Investors consider an economic recession in Germany inevitable, according to economic research group Sentix.
Its index measuring current conditions and expectations for Europe’s largest economy fell to its lowest level in almost a decade. A similar gauge for the eurozone dropped to the lowest since 2014.
The data suggests that de-escalating tensions between the US and China at last month’s Group of 20 meeting in Japan has failed to inspire investors.
Germany’s high dependence on exports and the Chinese market means ever greater uncertainty until the customs dispute is resolved.
While industrial production showed a monthly increase in May, performance is still down in annual terms.
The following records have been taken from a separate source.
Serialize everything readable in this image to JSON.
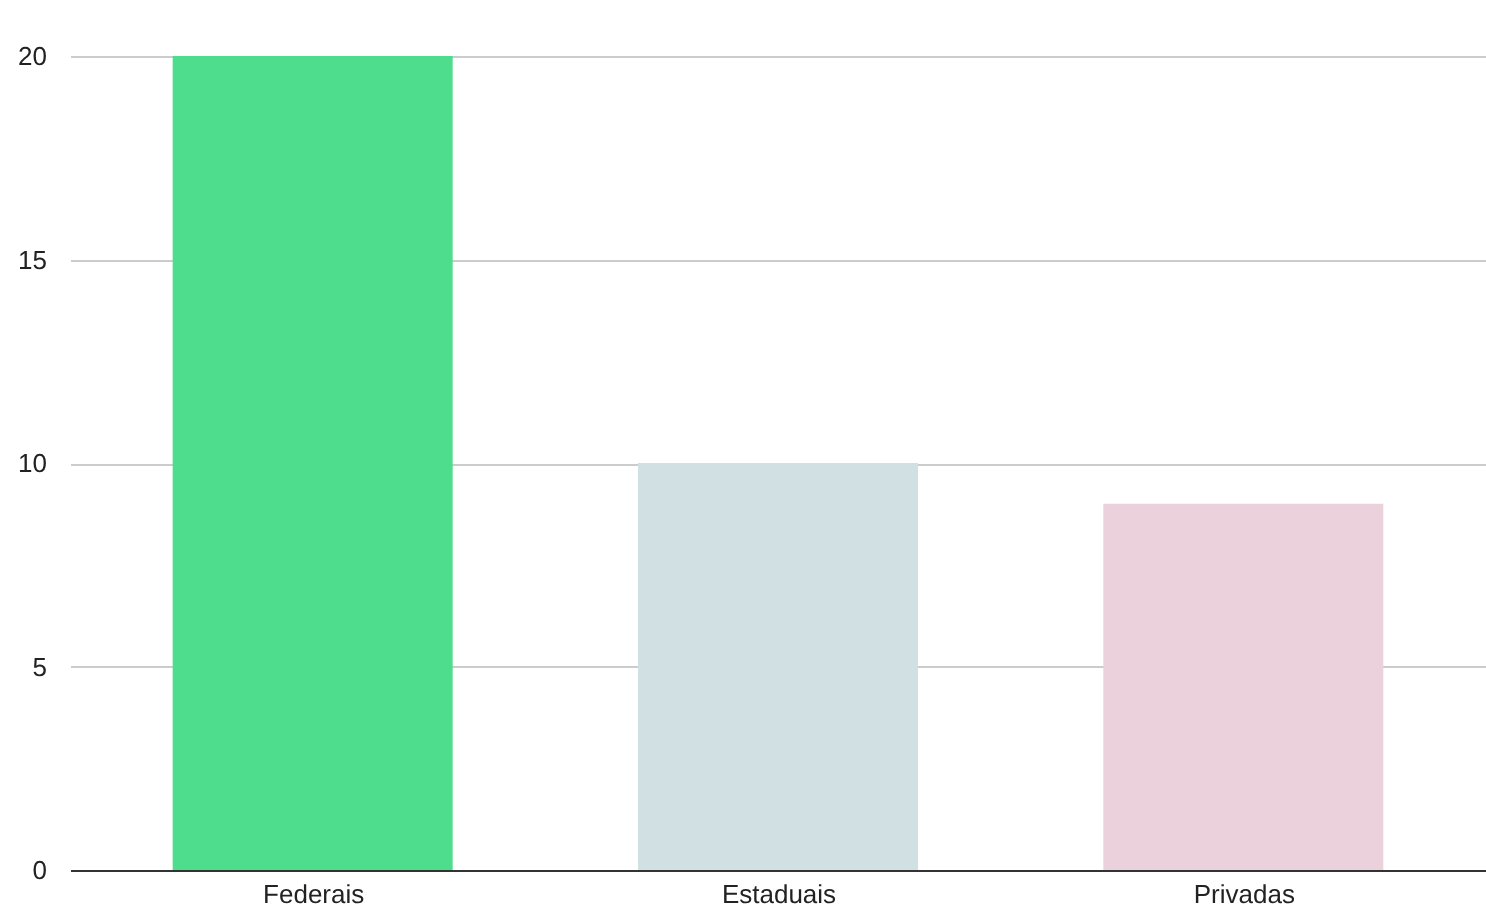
{
  "chart_data": {
    "type": "bar",
    "categories": [
      "Federais",
      "Estaduais",
      "Privadas"
    ],
    "values": [
      20,
      10,
      9
    ],
    "colors": [
      "#4ddd8c",
      "#d0e0e3",
      "#ead1dc"
    ],
    "ylim": [
      0,
      20
    ],
    "yticks": [
      0,
      5,
      10,
      15,
      20
    ],
    "grid": "y"
  }
}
“[The] industrial data suggests that, at least for the second quarter, the German economy is running out of powerful growth engines,” said Carsten Brzeski, chief economist at ING Germany. “The data was not bad enough to panic, but definitely not good enough to lean back and enjoy the summer.”
“The high dependence on exports and the Chinese sales market is increasingly becoming a burden and the trade dispute hangs like a sword of Damocles over the one-time poster boy of the euro region,” Sentix director Patrick Hussy said of Germany.
“A recession looks unavoidable,” he said of Europe’s largest economy.
Mr Hussy said an apparent de-escalation between the US and China at the G20 summit in Japan had given rise to hope that the economy’s downward trend could be stopped, but added that despite this, investors “are once again giving the economy a thumbs-down”.
Mr Hussy said the longer no agreement was found in the trade dispute, the more economic confidence suffered.
Elsewhere in the euro area, economic news has been equally subdued. A monthly manufacturing sentiment index in France dropped from 99 to 95 in June.
Meanwhile, banks-led European shares closed slightly lower yesterday as Deutsche Bank slid despite a major restructuring move, while fading hopes of a sharp interest-rate cut by the US Federal Reserve weighed on broader markets.
The pan-European Stoxx-600 index ended marginally lower, with all major indices in the red.
Shares in Deutsche Bank, which had jumped nearly 4% in morning trade, after the German lender announced one of the biggest investment bank overhauls since the aftermath of the financial crisis, reversed course to close 5% lower as investors questioned the bank’s restructuring targets.
Much of the global stocks rally since June has been spurred by expectations of an accommodative monetary policy by major central banks to tackle slowing growth as the damaging trade war between the US and China takes its toll.
But robust US jobs data last Friday has lowered hopes of a sharp rate cut by the US Federal Reserve, even though a reduction is still expected.
US investment bank Morgan Stanley’s decision to reduce its exposure to global equities, due to misgivings about the ability of policy easing to offset weaker economic data, also weighed on investor sentiment.
However, US Treasury debt yields fell, retreating from their gains on Friday in response to the country’s employment data.